Overall, it can be concluded from this study that lipid oxidation, as measured using the TBARS assay, was generally unaffected when geese were supplemented with selenium. Many other studies have evaluated lipid oxidation of meat samples from broiler chickens supplemented with selenium and the results were unsurprisingly inconsistent. Ryu et al. [65] reported lower MDA levels in breast and thigh samples following 10 days and 12 days of refrigerated storage when broiler chickens were supplemented with varying concentrations of inorganic selenium (sodium selenite). Taulescu et al. [60] reported lower MDA levels following storage in meat samples sourced from broiler chickens fed flax seed and supplemented with vitamin E and selenium when compared with meat samples sourced from broiler chickens fed flax seed without supplementation of vitamin E and selenium. Kralik et al. [52] and Kralick et al. [53] reported lower MDA levels following storage in breast muscle and thigh muscle when broiler chickens were supplemented with 0.5 mg/kg of organic selenium (selenium-enriched yeast). Leskovec et al. [55] reported no difference in breast muscle MDA levels following fresh storage between broiler chickens fed selenium (source not provided) and broiler chickens not supplemented with additional selenium. Important considerations from each of these studies is the presence of other pro- and anti-oxidants in the diet (i.e., vitamin E) as selenium has been shown to have interactive roles with both dietary pro- and anti-oxidants [3]; as well as, dosage level of the supplemental selenium.

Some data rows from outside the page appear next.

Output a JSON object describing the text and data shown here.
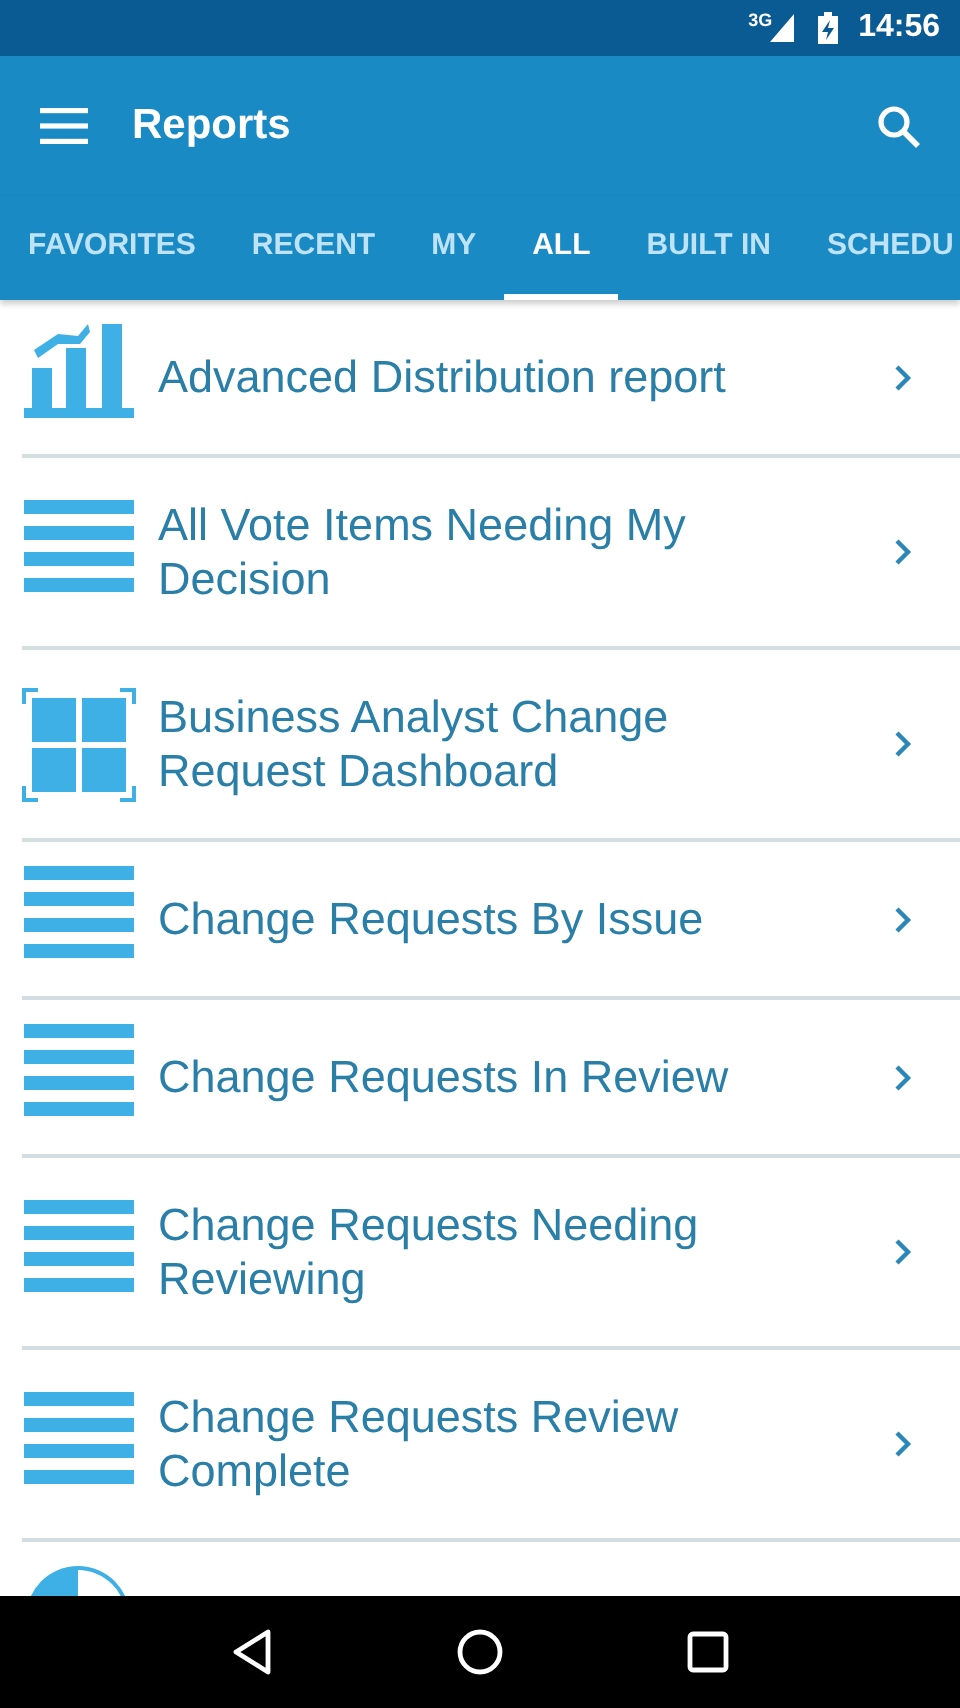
{
  "status_bar": {
    "network": "3G",
    "time": "14:56"
  },
  "app_bar": {
    "title": "Reports"
  },
  "tabs": [
    {
      "label": "FAVORITES",
      "selected": false
    },
    {
      "label": "RECENT",
      "selected": false
    },
    {
      "label": "MY",
      "selected": false
    },
    {
      "label": "ALL",
      "selected": true
    },
    {
      "label": "BUILT IN",
      "selected": false
    },
    {
      "label": "SCHEDU",
      "selected": false
    }
  ],
  "reports": [
    {
      "kind": "chart",
      "title": "Advanced Distribution report"
    },
    {
      "kind": "list",
      "title": "All Vote Items Needing My Decision"
    },
    {
      "kind": "dashboard",
      "title": "Business Analyst Change Request Dashboard"
    },
    {
      "kind": "list",
      "title": "Change Requests By Issue"
    },
    {
      "kind": "list",
      "title": "Change Requests In Review"
    },
    {
      "kind": "list",
      "title": "Change Requests Needing Reviewing"
    },
    {
      "kind": "list",
      "title": "Change Requests Review Complete"
    },
    {
      "kind": "distribution"
    }
  ]
}
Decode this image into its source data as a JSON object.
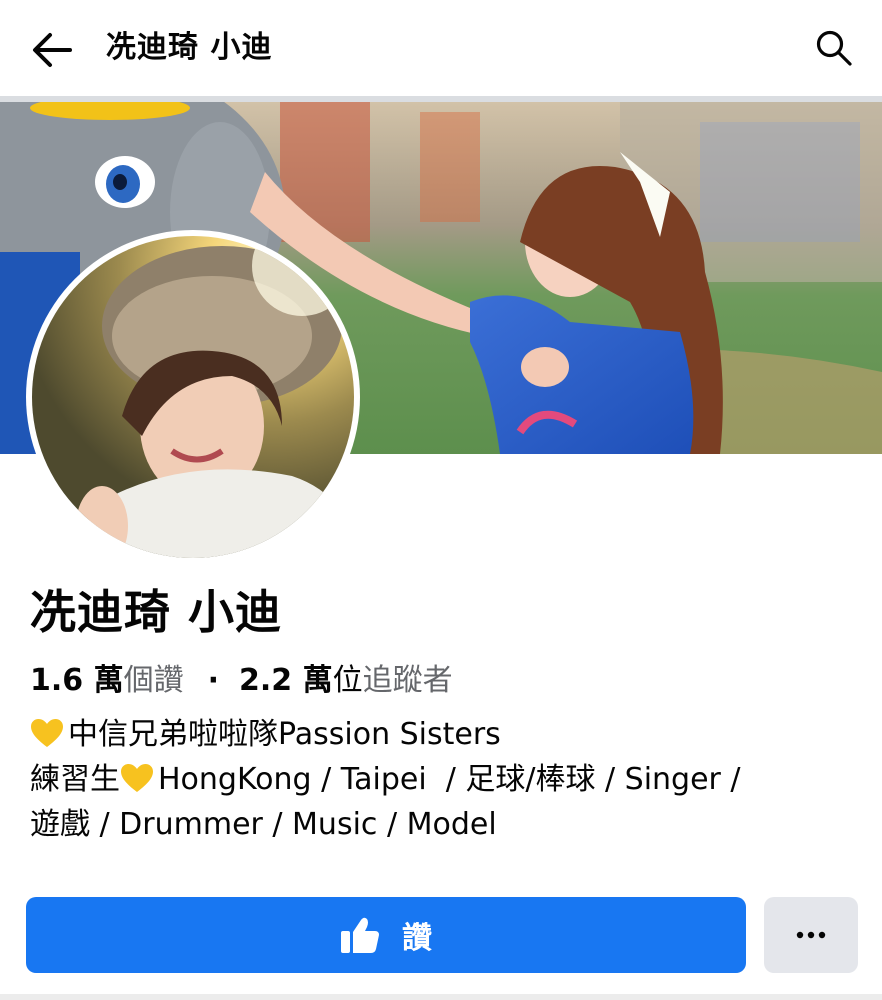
{
  "topbar": {
    "title": "冼迪琦 小迪",
    "back_icon": "arrow-left-icon",
    "search_icon": "search-icon"
  },
  "cover": {
    "description_icon": "cover-photo"
  },
  "profile": {
    "name": "冼迪琦 小迪",
    "likes_count": "1.6 萬",
    "likes_label": "個讚",
    "separator": "·",
    "followers_count": "2.2 萬",
    "followers_label_prefix": "位",
    "followers_label": "追蹤者"
  },
  "bio": {
    "line1": "中信兄弟啦啦隊Passion Sisters",
    "line2_prefix": "練習生",
    "line2_rest": "HongKong / Taipei  / 足球/棒球 / Singer /",
    "line3": "遊戲 / Drummer / Music / Model"
  },
  "actions": {
    "like_label": "讚",
    "like_icon": "thumbs-up-icon",
    "more_icon": "more-dots-icon"
  },
  "colors": {
    "primary": "#1877f2",
    "secondary_button": "#e4e6eb",
    "muted_text": "#65676b",
    "heart": "#f7c21f"
  }
}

3.7. Total Volatile Basic Nitrogen
TVB-N is of interest during storage of meat products as it is considered an indication of freshness. Decomposition of protein results in accumulation of several volatile compounds including ammonia, dimethylamine, and trimethylamine. During storage, bacteria and proteolytic enzymes in poultry meat products can affect TVB-N values [19,39,66]. Cathepsin D is an endo-protease enzyme, which is distributed in the cell lysosome. The main function of cathepsin D is to degrade proteins and activate precursors of bioactive proteins in pre-lysosomal compartments [67]. Therefore, TVB-N content in poultry meat is an important chemical indicator to determine preservation of quality during storage [68].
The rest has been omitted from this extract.